In the Buddhist tradition, there is an image known as the wheel of samsara. This wheel is a symbol of the cycle of states that keep turning and turning and turning.
What, the Buddhists say, drives the wheel to turn constantly, they call the three poisons:
- Craving (greed),
- Aversion (hate) and
- Ignorance (delusion)
And they really are poisons because they pollute our thoughts. If we do not purify ourselves of their effects, they can destroy our relationships.
Craving shows up as a desire. Our normal dreams of closeness can turn into clinging too tightly to our partner. Our ideas and visions of how we want our partnership to be can become crusty and rigid if we hold on to them too tightly. This is not a salutary dream; this is a bond driven dream.

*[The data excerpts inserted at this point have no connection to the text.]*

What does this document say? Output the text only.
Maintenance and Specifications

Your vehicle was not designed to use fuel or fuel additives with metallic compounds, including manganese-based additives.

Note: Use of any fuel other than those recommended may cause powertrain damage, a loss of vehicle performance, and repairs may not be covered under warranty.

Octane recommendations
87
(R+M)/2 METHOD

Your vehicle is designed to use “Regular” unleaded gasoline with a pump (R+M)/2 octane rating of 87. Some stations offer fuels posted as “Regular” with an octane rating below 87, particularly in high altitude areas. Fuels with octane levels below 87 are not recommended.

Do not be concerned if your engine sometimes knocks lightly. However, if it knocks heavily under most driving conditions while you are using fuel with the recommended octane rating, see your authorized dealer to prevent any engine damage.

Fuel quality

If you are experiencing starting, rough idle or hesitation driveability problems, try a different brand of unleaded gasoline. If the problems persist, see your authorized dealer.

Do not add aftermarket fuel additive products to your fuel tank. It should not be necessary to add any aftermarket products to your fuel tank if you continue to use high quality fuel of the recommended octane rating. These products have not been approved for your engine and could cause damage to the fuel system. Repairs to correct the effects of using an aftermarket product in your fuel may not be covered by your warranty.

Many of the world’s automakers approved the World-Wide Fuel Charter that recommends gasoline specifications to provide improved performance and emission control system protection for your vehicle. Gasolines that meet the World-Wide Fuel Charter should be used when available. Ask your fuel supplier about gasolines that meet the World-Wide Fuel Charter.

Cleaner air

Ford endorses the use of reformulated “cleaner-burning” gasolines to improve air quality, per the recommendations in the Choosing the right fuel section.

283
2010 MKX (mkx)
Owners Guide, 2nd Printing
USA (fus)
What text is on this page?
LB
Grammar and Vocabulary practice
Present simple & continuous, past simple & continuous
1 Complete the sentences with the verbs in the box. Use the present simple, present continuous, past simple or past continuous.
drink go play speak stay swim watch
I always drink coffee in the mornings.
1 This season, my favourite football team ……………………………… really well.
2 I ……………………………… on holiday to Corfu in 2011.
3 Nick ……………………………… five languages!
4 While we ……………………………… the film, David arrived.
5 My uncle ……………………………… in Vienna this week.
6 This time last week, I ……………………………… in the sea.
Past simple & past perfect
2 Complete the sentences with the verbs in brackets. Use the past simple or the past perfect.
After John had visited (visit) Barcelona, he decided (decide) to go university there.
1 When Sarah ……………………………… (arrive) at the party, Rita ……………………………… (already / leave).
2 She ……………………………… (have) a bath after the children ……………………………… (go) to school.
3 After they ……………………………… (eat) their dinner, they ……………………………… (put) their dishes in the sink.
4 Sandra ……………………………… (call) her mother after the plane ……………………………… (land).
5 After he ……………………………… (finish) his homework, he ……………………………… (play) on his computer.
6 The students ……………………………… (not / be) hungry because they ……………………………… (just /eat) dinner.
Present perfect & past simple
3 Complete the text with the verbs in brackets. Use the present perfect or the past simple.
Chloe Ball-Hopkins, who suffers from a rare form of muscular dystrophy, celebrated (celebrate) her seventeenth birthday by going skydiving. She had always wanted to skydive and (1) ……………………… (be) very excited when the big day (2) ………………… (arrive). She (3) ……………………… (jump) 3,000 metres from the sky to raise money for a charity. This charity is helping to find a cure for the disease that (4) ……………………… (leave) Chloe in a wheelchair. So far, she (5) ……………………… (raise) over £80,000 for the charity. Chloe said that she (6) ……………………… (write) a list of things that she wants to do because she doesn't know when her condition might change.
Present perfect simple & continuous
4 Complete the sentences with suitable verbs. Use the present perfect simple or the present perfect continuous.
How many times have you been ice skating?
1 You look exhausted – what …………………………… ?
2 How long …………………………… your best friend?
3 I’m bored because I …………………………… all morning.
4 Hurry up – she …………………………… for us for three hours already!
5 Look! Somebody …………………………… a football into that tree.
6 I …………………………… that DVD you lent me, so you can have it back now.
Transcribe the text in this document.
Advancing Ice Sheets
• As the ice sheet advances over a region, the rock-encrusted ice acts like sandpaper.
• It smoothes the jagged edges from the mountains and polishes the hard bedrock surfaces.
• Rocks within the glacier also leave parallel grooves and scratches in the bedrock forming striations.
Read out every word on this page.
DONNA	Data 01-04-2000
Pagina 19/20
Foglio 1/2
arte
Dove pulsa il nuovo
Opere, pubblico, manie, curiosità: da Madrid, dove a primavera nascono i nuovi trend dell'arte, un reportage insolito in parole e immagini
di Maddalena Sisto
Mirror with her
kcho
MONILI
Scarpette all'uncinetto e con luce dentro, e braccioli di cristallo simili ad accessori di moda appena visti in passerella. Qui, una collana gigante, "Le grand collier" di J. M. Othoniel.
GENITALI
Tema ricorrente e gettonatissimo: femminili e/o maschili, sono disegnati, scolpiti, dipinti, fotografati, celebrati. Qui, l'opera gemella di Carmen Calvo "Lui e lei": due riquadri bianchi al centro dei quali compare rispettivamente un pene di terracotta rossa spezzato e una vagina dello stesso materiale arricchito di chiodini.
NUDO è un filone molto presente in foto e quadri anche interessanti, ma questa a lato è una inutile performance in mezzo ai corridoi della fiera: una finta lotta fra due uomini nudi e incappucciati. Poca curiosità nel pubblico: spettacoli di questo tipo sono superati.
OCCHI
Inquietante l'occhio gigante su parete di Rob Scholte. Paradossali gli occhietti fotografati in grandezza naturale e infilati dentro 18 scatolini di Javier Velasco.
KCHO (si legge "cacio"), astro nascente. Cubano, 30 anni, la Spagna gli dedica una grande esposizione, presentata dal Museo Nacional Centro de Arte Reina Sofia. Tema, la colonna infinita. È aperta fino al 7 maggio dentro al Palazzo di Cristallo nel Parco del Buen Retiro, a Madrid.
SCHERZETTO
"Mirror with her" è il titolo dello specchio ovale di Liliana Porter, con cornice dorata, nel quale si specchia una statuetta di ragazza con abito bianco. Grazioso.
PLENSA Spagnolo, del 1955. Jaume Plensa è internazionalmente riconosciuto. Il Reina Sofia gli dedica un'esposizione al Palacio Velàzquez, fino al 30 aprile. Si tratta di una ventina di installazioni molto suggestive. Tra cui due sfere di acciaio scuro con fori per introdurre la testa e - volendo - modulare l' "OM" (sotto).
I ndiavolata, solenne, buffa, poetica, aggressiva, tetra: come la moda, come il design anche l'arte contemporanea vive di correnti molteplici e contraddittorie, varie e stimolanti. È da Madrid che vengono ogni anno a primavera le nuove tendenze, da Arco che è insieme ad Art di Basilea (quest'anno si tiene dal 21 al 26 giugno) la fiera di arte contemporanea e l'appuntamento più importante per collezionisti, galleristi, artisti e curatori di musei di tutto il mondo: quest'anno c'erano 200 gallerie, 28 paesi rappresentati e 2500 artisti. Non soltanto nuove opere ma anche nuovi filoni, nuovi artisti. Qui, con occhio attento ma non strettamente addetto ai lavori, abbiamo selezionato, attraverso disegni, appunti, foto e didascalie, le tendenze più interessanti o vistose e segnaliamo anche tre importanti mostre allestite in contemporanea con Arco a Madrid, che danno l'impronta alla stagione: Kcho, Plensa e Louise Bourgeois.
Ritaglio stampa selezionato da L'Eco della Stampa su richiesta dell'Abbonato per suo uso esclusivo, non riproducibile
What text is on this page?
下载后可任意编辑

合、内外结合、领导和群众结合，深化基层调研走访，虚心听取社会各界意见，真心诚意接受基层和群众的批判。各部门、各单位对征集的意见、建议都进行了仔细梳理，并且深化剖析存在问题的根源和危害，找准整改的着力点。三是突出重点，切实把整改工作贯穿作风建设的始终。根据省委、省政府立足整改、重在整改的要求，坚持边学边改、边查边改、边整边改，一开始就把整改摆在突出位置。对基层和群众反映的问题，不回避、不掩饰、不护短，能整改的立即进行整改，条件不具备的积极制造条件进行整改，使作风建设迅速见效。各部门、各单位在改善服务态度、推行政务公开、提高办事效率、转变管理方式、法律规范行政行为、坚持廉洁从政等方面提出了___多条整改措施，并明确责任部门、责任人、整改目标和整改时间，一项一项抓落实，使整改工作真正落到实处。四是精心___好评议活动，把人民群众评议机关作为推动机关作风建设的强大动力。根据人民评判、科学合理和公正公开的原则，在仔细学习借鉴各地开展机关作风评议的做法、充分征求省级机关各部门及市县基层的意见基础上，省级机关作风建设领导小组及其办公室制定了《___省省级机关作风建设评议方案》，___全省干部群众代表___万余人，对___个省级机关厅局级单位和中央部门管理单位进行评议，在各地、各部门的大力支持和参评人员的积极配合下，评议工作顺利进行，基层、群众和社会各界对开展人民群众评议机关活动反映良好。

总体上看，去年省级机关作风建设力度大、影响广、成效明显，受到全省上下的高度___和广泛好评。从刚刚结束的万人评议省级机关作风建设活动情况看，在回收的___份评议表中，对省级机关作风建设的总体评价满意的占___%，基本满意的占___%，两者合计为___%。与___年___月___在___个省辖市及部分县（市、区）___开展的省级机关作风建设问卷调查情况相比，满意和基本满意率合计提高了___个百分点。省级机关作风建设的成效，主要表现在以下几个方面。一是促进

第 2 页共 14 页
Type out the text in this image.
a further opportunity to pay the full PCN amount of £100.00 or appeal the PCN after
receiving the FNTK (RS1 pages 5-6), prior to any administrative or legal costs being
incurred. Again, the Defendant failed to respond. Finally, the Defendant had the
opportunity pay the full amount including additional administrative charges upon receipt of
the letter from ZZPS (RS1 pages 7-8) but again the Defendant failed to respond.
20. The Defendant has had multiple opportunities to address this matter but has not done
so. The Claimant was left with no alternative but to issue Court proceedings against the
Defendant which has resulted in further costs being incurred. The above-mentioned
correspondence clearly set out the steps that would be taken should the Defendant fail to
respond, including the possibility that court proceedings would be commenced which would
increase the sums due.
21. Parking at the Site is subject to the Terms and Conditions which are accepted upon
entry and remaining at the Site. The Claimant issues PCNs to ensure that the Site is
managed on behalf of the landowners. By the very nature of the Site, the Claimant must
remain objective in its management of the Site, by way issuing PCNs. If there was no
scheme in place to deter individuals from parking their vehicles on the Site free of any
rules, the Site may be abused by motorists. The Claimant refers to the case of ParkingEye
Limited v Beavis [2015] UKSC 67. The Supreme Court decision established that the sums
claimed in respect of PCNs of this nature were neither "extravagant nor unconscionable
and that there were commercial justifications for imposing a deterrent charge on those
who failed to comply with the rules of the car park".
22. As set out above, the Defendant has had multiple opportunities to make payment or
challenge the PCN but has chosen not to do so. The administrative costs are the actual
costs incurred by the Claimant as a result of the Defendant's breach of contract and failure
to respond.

Our greed can drive us to try to control our partner for goals that may not be his goals. We are preoccupied with compulsively pursuing what we think we need to have in order to be OK in the future. While we force our partner to achieve something with us, this pursuit forbids us to enjoy what we have right now.
antipathy comes in the form of resistance, anger, defensiveness, resentment, anger intolerance, hatred, fear, intrusiveness, control, and bullying.
We can begin to see our partner as an enemy rather than a friend and ally. Instead of pulling our partner closer to us, our judgmental attitude breeds chronic conflicts that push them away.
Ignorance manifests itself in distraction, detachment, confusion, preoccupation, and a lack of presence. By not realizing how vital it really is to maintain our partnership, other things in our lives take priority.
What’s your growing advantage?
When we look at the three poisons, we can conclude that we need to work in all three areas, but there is usually one that stands out. If we identify the one that needs the most attention, it is our personal work that we need to do to move forward.
Regardless of which poison is our growing edge, the same remedy applies to each.
First step: mindfulness
The way to purify ourselves is to first bring up the poison from the unconscious mind through non-judgmental awareness. Once we understand how much pain these toxic patterns inflict on ourselves and those around us, we can no longer create that suffering.
Second step: find motivation
Only when we become aware of the price we are paying for exposure to these potent poisons can we find the motivation to cultivate healthy patterns. When we are about to speak or act out of our unconscious patterns, we become empowered to make other decisions. Then we start to recover. As the Buddhists say, “the obstacles become the way”.
Third step: exchange clever samples
Again, the same rules apply to cure each of the poisons. As we cultivate alternative modes of being such as generosity, gratitude, equanimity, compassion, and loving-kindness, the relationship will begin to become more trusting and harmonious. When wisdom begins to take the place of polluting influences, the ultimate result is a deeply fulfilling relationship.